Aaron Wolfe aawolfe at gmail.com
Fri Jan 10 19:04:28 EST 2014


On Fri, Jan 10, 2014 at 6:57 PM, Tim Fadden <t.fadden at cox.net> wrote:
> On 1/10/2014 8:10 AM, Aaron Wolfe wrote:
>>
>> On Fri, Jan 10, 2014 at 9:47 AM, Al Hartman <alhartman6 at optonline.net>
>> wrote:
>>>
>>> I believe a Coco is powerful enough, it just doesn't have enough memory
>>> to
>>> composite a page.
>>>
>>> A CoCo 3 in Turbo mode with a 2 meg upgrade could probably print simple
>>> text
>>> based pages, and upscale CoCo resolution graphics pages.

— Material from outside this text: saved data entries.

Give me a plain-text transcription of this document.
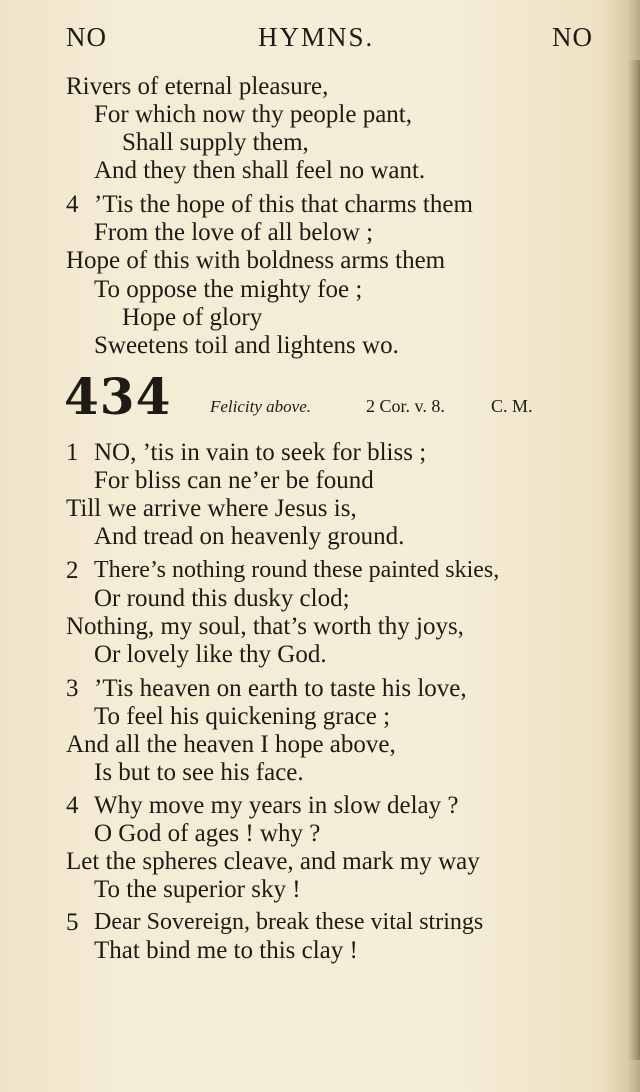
NO	HYMNS.	NO
Rivers of eternal pleasure,
For which now thy people pant,
Shall supply them,
And they then shall feel no want.
4 ’Tis the hope of this that charms them
From the love of all below ;
Hope of this with boldness arms them
To oppose the mighty foe ;
Hope of glory
Sweetens toil and lightens wo.
434 Felicity above.	2 Cor. v. 8.	C. M.
1 NO, ’tis in vain to seek for bliss ;
For bliss can ne’er be found
Till we arrive where Jesus is,
And tread on heavenly ground.
2 There’s nothing round these painted skies,
Or round this dusky clod;
Nothing, my soul, that’s worth thy joys,
Or lovely like thy God.
3 ’Tis heaven on earth to taste his love,
To feel his quickening grace ;
And all the heaven I hope above,
Is but to see his face.
4 Why move my years in slow delay ?
O God of ages ! why ?
Let the spheres cleave, and mark my way
To the superior sky !
5 Dear Sovereign, break these vital strings
That bind me to this clay !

The limiting
>>> factor
>>> would be the serial port speed, rather than the processor speed.
>>>
>>> Especially, if it was equipped with a hard drive and used a page file.
>>>
>>> I used to sell LaserMaster Printers that did this on 386 based computers,
>>> and this is how an Atari-ST printed to a Laser printer through the DMA
>>> port
>>> with a limit of 2mb of RAM.
>>>
>> Ok.. I think I am understanding your proposal.. stop me if I get it wrong
>> :)
>>
>> You're saying that the CoCo probably could drive a modern printer in a
>> limited fashion, given enough ram etc.  *but* your idea was not that
>> we actually try to do that.  Your idea was that we could take the
>> output that CoCo programs already produce and connect the bitbanger
>> they already use to a PC takes this "legacy" output and drives a
>> modern printer.  Is that accurate?  I hope I'm getting it, because we
>> could easily do this with just a couple changes to DriveWire.
>>
>> DW already knows how to render one type of output (fx80), and the
>> framework supports adding more printer emulations if they were
>> written.
>
>
> Wrong kind of output though.  It outputs to a pdf file, not the raw output
> needed to drive the printer.  And If you send it a file larger than one
> page, you only get the first page.
>
> Not that I belittle what does, just stating a fact.  If there were some way
> to send the raw data to a printer instead of a pdf file, that might prove
> interesting.
>

Actually it generates files in one of several image formats (PNG, jpeg, etc).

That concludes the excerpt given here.